Agreed - the smaller LB is METAL. I use them all the time, and they do have a ridge through the middle of them just as you see there... i can take a pic if someone REALLy doesnt believe me.

~Matt


----------



## 220/221 (Sep 25, 2007)

> I'd be curious to know if the manufacture of the LB would allow that particular installation as part of their instructions


I'd be curious if they'd disallow it.

I don't think I've ever seen instructions on an LB. 

It wouldn't matter. The only time I read instructions is on Ikea furniture/cabinets :jester:


----------



## user4818 (Jan 15, 2009)

TOOL_5150 said:


> Agreed - the smaller LB is METAL.


I concur...there is at least a 0.0% chance that LB is PVC. I've never threaded a terminal adapter into a PVC LB. :no:


----------



## steadypimpin (Jun 8, 2009)

220/221 said:


> Holy crap, Deja Vu.

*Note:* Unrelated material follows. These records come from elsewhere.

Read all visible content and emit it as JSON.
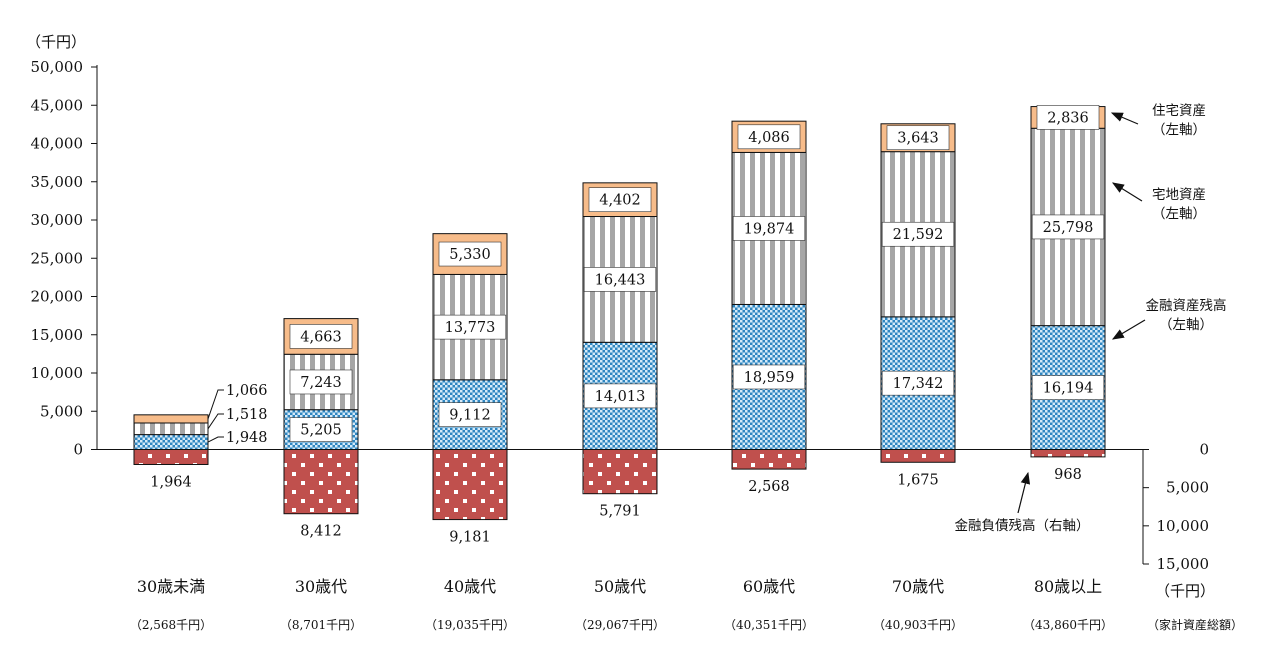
{
  "chart_data": {
    "type": "bar",
    "left_axis_unit": "（千円）",
    "right_axis_unit": "（千円）",
    "left_ticks": [
      "50,000",
      "45,000",
      "40,000",
      "35,000",
      "30,000",
      "25,000",
      "20,000",
      "15,000",
      "10,000",
      "5,000",
      "0"
    ],
    "right_ticks": [
      "0",
      "5,000",
      "10,000",
      "15,000"
    ],
    "ylim_left": [
      0,
      50000
    ],
    "ylim_right": [
      0,
      15000
    ],
    "categories": [
      "30歳未満",
      "30歳代",
      "40歳代",
      "50歳代",
      "60歳代",
      "70歳代",
      "80歳以上"
    ],
    "totals": [
      "（2,568千円）",
      "（8,701千円）",
      "（19,035千円）",
      "（29,067千円）",
      "（40,351千円）",
      "（40,903千円）",
      "（43,860千円）"
    ],
    "totals_label": "（家計資産総額）",
    "series": [
      {
        "name": "金融資産残高（左軸）",
        "axis": "left",
        "color": "#2e86c1",
        "values": [
          1948,
          5205,
          9112,
          14013,
          18959,
          17342,
          16194
        ]
      },
      {
        "name": "宅地資産（左軸）",
        "axis": "left",
        "color": "#a6a6a6",
        "values": [
          1518,
          7243,
          13773,
          16443,
          19874,
          21592,
          25798
        ]
      },
      {
        "name": "住宅資産（左軸）",
        "axis": "left",
        "color": "#f7bc8a",
        "values": [
          1066,
          4663,
          5330,
          4402,
          4086,
          3643,
          2836
        ]
      },
      {
        "name": "金融負債残高（右軸）",
        "axis": "right",
        "color": "#c0504d",
        "values": [
          1964,
          8412,
          9181,
          5791,
          2568,
          1675,
          968
        ]
      }
    ],
    "labels": {
      "financial": [
        "1,948",
        "5,205",
        "9,112",
        "14,013",
        "18,959",
        "17,342",
        "16,194"
      ],
      "land": [
        "1,518",
        "7,243",
        "13,773",
        "16,443",
        "19,874",
        "21,592",
        "25,798"
      ],
      "housing": [
        "1,066",
        "4,663",
        "5,330",
        "4,402",
        "4,086",
        "3,643",
        "2,836"
      ],
      "debt": [
        "1,964",
        "8,412",
        "9,181",
        "5,791",
        "2,568",
        "1,675",
        "968"
      ]
    },
    "annotations": [
      {
        "lines": [
          "住宅資産",
          "（左軸）"
        ]
      },
      {
        "lines": [
          "宅地資産",
          "（左軸）"
        ]
      },
      {
        "lines": [
          "金融資産残高",
          "（左軸）"
        ]
      },
      {
        "lines": [
          "金融負債残高（右軸）"
        ]
      }
    ]
  }
}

I think I might have done that once.
> 
> Had to get to the panel below and didn't want to make another roof penetration so I snuck in via a big LB. It seemed safe, easy and went right to where I had to go.
> 
> Not sure I'd ever do it again but.....?????


Some things you aren't supposed to tell other people about and that is one of them. One word for that LB to LB install that I use all the time: CHEESY! Actually its extra cheesy.


----------